Segundo a diretora do Departamento de Promoção da Saúde, Angela Leal, a predominância feminina nesses atendimentos reflete o perfil demográfico e o padrão de utilização dos serviços públicos de saúde no Brasil. Ela ressalta que as mulheres constituem a maioria da população e são as principais usuárias do SUS, além de estarem inseridas em contextos sociais, econômicos e culturais que influenciam diretamente suas condições de saúde. Fatores como ocupação profissional, raça, gênero e acesso a recursos devem ser considerados na formulação de políticas públicas voltadas à promoção da saúde.

Os números reforçam a expansão das PICS no sistema público. Em 2024, foram registrados mais de 8,7 milhões de procedimentos relacionados a essas práticas. Já em 2025, o total ultrapassou 10 milhões, representando um crescimento de aproximadamente 14,6%. O aumento evidencia o fortalecimento de estratégias voltadas ao cuidado integral e à diversificação das abordagens terapêuticas no SUS.

Instituídas por meio da Política Nacional de Práticas Integrativas e Complementares (PNPIC), as PICS ampliam as possibilidades de cuidado ao priorizar a prevenção de agravos, a promoção da saúde e a recuperação do bem-estar. A proposta considera o indivíduo de forma integral, valorizando a escuta qualificada, o vínculo entre profissionais e usuários e o protagonismo no processo de cuidado.
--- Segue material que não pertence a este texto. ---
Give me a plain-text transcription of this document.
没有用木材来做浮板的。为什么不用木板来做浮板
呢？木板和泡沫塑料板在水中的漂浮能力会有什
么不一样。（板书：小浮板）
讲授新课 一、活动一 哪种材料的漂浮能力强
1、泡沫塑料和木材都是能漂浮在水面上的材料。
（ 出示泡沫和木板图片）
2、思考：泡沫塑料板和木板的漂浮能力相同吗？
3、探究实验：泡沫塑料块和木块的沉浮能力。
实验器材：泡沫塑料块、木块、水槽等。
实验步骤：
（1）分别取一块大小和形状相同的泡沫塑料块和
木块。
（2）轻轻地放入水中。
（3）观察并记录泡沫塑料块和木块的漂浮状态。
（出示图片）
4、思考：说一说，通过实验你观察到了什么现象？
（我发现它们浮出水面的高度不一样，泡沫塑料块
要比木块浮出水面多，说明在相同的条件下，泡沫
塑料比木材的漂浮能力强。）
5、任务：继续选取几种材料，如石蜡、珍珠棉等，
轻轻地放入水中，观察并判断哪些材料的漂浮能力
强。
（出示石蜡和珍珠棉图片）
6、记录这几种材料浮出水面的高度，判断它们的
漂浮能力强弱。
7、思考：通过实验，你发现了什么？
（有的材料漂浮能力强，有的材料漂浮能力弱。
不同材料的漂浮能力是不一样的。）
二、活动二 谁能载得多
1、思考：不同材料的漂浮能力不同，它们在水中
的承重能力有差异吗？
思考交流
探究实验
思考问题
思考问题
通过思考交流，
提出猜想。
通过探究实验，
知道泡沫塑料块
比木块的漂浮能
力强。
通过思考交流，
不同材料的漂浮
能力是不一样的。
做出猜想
Entre as práticas mais utilizadas pelas mulheres na atenção primária em 2025 estão auriculoterapia, acupuntura, aromaterapia, massoterapia, medicina tradicional chinesa, fitoterapia, yoga, meditação e musicoterapia. Essas abordagens são oferecidas como parte de um cuidado ampliado, que busca atender às necessidades de saúde de forma mais humanizada e integrada.
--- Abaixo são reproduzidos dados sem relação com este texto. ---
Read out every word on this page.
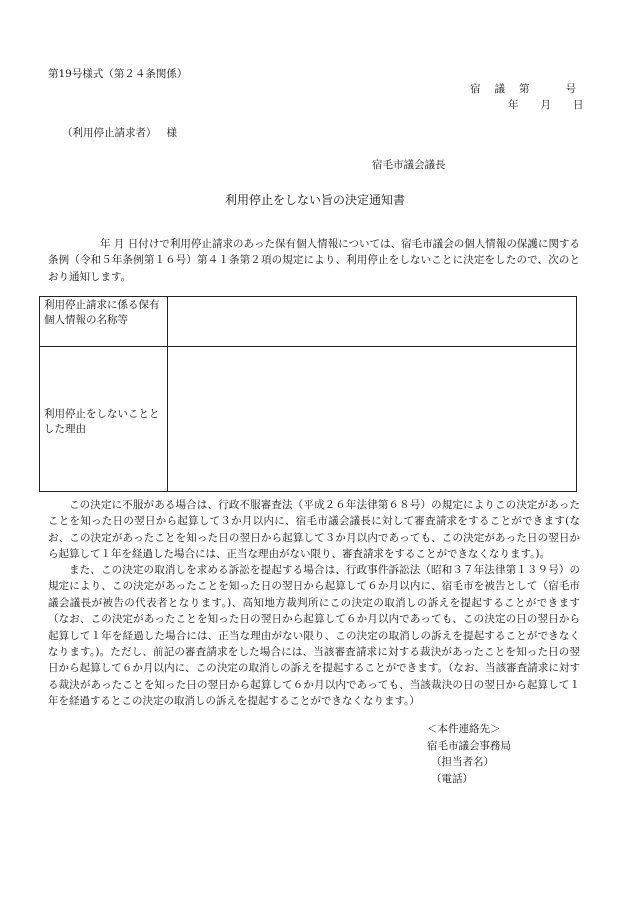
第19号様式（第２４条関係）
宿 議 第	号
年 月 日
（利用停止請求者） 様
宿毛市議会議長
利用停止をしない旨の決定通知書
年 月 日付けで利用停止請求のあった保有個人情報については、宿毛市議会の個人情報の保護に関する条例（令和５年条例第１６号）第４１条第２項の規定により、利用停止をしないことに決定をしたので、次のとおり通知します。
利用停止請求に係る保有個人情報の名称等
利用停止をしないこととした理由
この決定に不服がある場合は、行政不服審査法（平成２６年法律第６８号）の規定によりこの決定があったことを知った日の翌日から起算して３か月以内に、宿毛市議会議長に対して審査請求をすることができます(なお、この決定があったことを知った日の翌日から起算して３か月以内であっても、この決定があった日の翌日から起算して１年を経過した場合には、正当な理由がない限り、審査請求をすることができなくなります。)。
また、この決定の取消しを求める訴訟を提起する場合は、行政事件訴訟法（昭和３７年法律第１３９号）の規定により、この決定があったことを知った日の翌日から起算して６か月以内に、宿毛市を被告として（宿毛市議会議長が被告の代表者となります。)、高知地方裁判所にこの決定の取消しの訴えを提起することができます（なお、この決定があったことを知った日の翌日から起算して６か月以内であっても、この決定の日の翌日から起算して１年を経過した場合には、正当な理由がない限り、この決定の取消しの訴えを提起することができなくなります。)。ただし、前記の審査請求をした場合には、当該審査請求に対する裁決があったことを知った日の翌日から起算して６か月以内に、この決定の取消しの訴えを提起することができます。（なお、当該審査請求に対する裁決があったことを知った日の翌日から起算して６か月以内であっても、当該裁決の日の翌日から起算して１年を経過するとこの決定の取消しの訴えを提起することができなくなります。）
＜本件連絡先＞
宿毛市議会事務局
（担当者名）
（電話）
O acesso às PICS ocorre, na maioria dos casos, diretamente nas Unidades Básicas de Saúde (UBS), por demanda espontânea. O usuário pode manifestar interesse à equipe de saúde, embora algumas práticas específicas, como a acupuntura, possam exigir encaminhamento profissional. A disponibilidade dos serviços varia conforme a organização de cada município, sendo recomendada a consulta às Secretarias de Saúde ou às próprias unidades de referência.

Além das UBS, as práticas integrativas também estão presentes em Centros de Práticas Integrativas, Centros de Convivência e Centros de Atenção Psicossocial, ampliando a rede de cuidado no SUS. Esse fortalecimento dialoga com iniciativas mais amplas de promoção da saúde, como o programa Viva Mais Brasil, que incentiva hábitos saudáveis e o cuidado contínuo ao longo da vida.
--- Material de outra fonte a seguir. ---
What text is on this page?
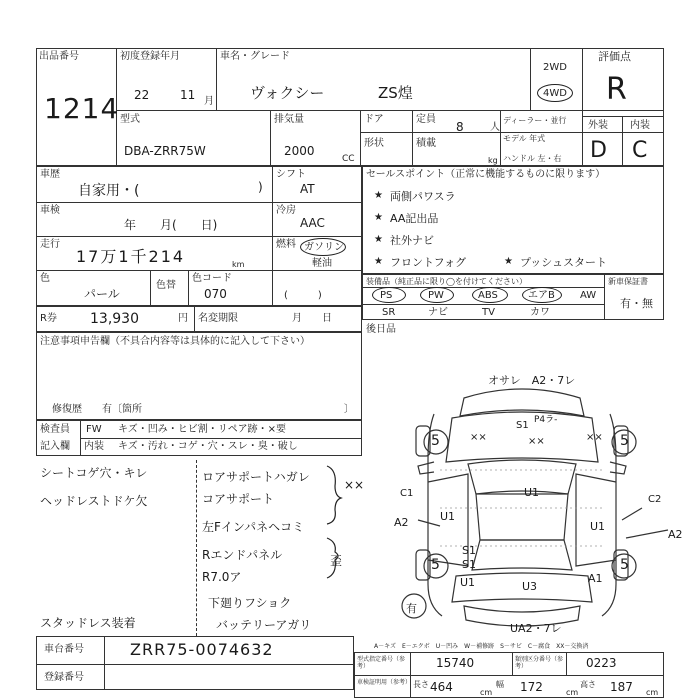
出品番号
1214
初度登録年月
22	11 月
車名・グレード
ヴォクシー	ZS煌
2WD
4WD
評価点
R
型式
DBA-ZRR75W
排気量
2000
CC
ドア	定員
8	人
ディーラー・並行
モデル 年式
ハンドル 左・右
形状	積載
kg
外装 内装
D C
車歴
自家用・(	)
シフト
AT
車検
年　　月(　　日)
冷房
AAC
走行
17万1千214	km
燃料 ガソリン
軽油
色
パール
色替
色コード
070	(　　　)
R券 13,930	円 名変期限	月　　日
セールスポイント（正常に機能するものに限ります）
★ 両側パワスラ
★ AA記出品
★ 社外ナビ
★ フロントフォグ	★ プッシュスタート
装備品（純正品に限り◯を付けてください）	新車保証書
有・無
PS	PW	ABS	エアB	AW
SR	ナビ	TV	カワ
後日品
注意事項申告欄（不具合内容等は具体的に記入して下さい）
修復歴　　有〔箇所	〕
検査員
記入欄
FW キズ・凹み・ヒビ割・リペア跡・×要
内装 キズ・汚れ・コゲ・穴・スレ・臭・破し
シートコゲ穴・キレ
ヘッドレストドケ欠
スタッドレス装着
ロアサポートハガレ
コアサポート
左Fインパネヘコミ
Rエンドパネル
R7.0ア
下廻りフショク
バッテリーアガリ
××
歪
オサレ　A2・7レ
P4ラ-
S1
××	××	××
5	5
5	5
C1
C2
A2
A2
U1
U1
U1
U1
S1
S1
A1
U3
有
UA2・7レ
A－キズ　E－エクボ　U－凹み　W－補修跡　S－サビ　C－腐食　XX－交換済
車台番号	ZRR75-0074632
登録番号
型式指定番号（参考）	15740	類別区分番号（参考）	0223
車検証明用（参考） 長さ 464	cm
幅 172	cm
高さ 187 cm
Ao ampliar o acesso a práticas que estimulam o autocuidado, o bem-estar e a qualidade de vida, o SUS reafirma seu compromisso com uma atenção integral, humanizada e centrada nas necessidades da população. Nesse cenário, as mulheres se destacam como protagonistas na busca por alternativas que promovam saúde de forma mais abrangente.